21st Feb2010

Social Media Sticky Behaviors – Google & Facebook

by Dorothy

One of the great things about digital is that it really helps to crystallize certain behaviors. This means visible, predictive intelligence online. One of the most sticky platforms still remains the ubiquitous Facebook, while Google is practically synonymous with search. While they both started off as very distinct entities, it seems that FB has evolved enough to actually start moving into the Search space.

Games

Ever contemplate disabling or deactivating your Facebook account? You know what is top of mind of users when they worry aloud in the FAQ section of FB about losing their data from Farmville (or any other FB game, really!). This, instead of losing all their friends and contacts. This was a few months ago, when Farmville concerns were right at the top of the discussion topics.

It will be interesting when the games and virtual goods segment in FB grows. The question then is how this will translate in markets like South Korea, where there is an entire virtual economy flourishing. It is also a market where other global players such as Myspace, Youtube and even Google have either had to bow out or simply be content with a smaller pie of the market share. Will FB finally have enough clout to go against the likes of Cyworld?

Another question is what happens when (and if?) app revenues surpass that of Facebook?

Zynga (creator of Farmville, Mafia Wars and etc) which has 230 million monthly active users was reported to have revenues of $200 million in 2009. The WSJ says Facebook revenues could hit $710 million in 2010, so there’s still some distance between the two figures. Still, if a fair percentage of return visits are due to the addictive FB games, it remains to be seen if the gap will narrow.

Facebook: Your One stop Internet Destination

You’ve seen the stats. Early 2009, Zuckerberg quipped the most overused quotable line about how “If Facebook were a country, it would be the eighth most populated in the world, just ahead of Japan, Russia and Nigeria.”

Then, he was talking about 150 million people. It is now 2010. Techcrunch reports that Facebook now has something along the lines of about 350 million registered users, with over 175 million of them logging in daily.

That’s a whole lot of visits, a whole lot of eyeballs, a whole lot of power.

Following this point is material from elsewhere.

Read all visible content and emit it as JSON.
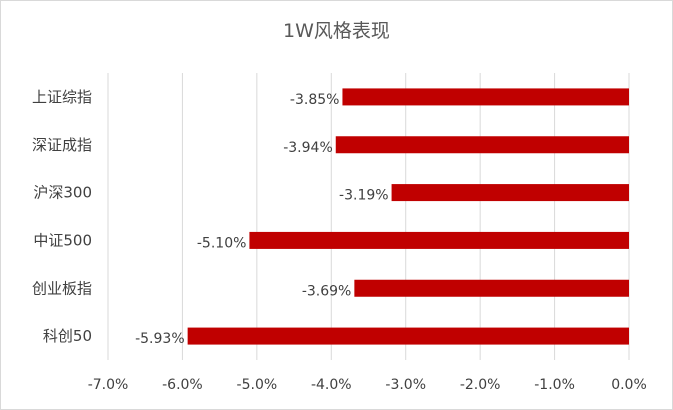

Enough power to simply change the FB layout AGAIN without word or warning. I hated it, but have since gotten used to it, since there wasn’t anything much I could really do about it (deja vu?). Everyone seems to have gotten used to the fact that we are all experimental guinea pigs, sigh and get on with our lives. And we  still keep going back to the site.

And now, FB has its sights on Google, who apparently has 800 million visitors.

“According to Web measurement firm Compete Inc., Facebook has passed search-engine giant Google to become the top source for traffic to major portals like Yahoo and MSN, and is among the leaders for other types of sites.” – Source: SF Gate

You can also read more about how FB could kill Google here. The gist is that FB and Google are complementary for now (since FB is leading all those eyeballs to Google), at least, until unique visits for FB surpass that of Google. Microsoft last cut a (non exclusive)deal with FB in the last quarter of 2009 to include real time search results from status updates, but it remains unclear where FB may run with the search pie.

What are these sites to you?

Interestingly, at least for now, Google seems to resonate more with users in terms of the serious stuff – maps, translators, finance info, useful software like chrome/earth.. versus more of a slant towards entertainment and games on Facebook.

Many people still use the Google search bar as a place to type in URLs like Facebook.com (for reasons I can never fathom.. why they can’t type it directly into the actual URL bar is beyond me).

These results below do feature a bit on the importance of mobile as well – with the mobile related and FB lite mentions.

I’m still curious as to how all this will play out and how people will respond to all/any of these changes online… What will keep people coming back for repeat visits?  Also,  with all the talk on privacy and merging of identities on various platforms,  something to explore in future posts!

5 Responses to “Social Media Sticky Behaviors – Google & Facebook”

  • Just wanted to comment on the “entering search term instead of URL” part. Like “Facebook login” is the top related search for Facebook and I never get why people would search that!

    I even blogged about that sometime back and people actually reached my site searching for “Facebook login” – what’s up with that?!?!

  • Sometimes end up typing URLs into search bars on mobile devices where the distinction between the search bar and the web address bar aren’t present. I’m not sure if anyone else has the same issue.

  • @Daryl: beats me! why pple would search “Facebook search” is also odd because none of the results that come back are particularly useful ( to me at least)

    @Cullen: mmm i think some mobile devices won’t work like actual browsers, aka if you type in a search term in the url bar, it won’t work. (it really should though,would help loads)

  • I don’t think Google will go down to FB that easily. Alot of IM out there (including me) are still depending on Google to drive traffic and learning to pacify their search engine.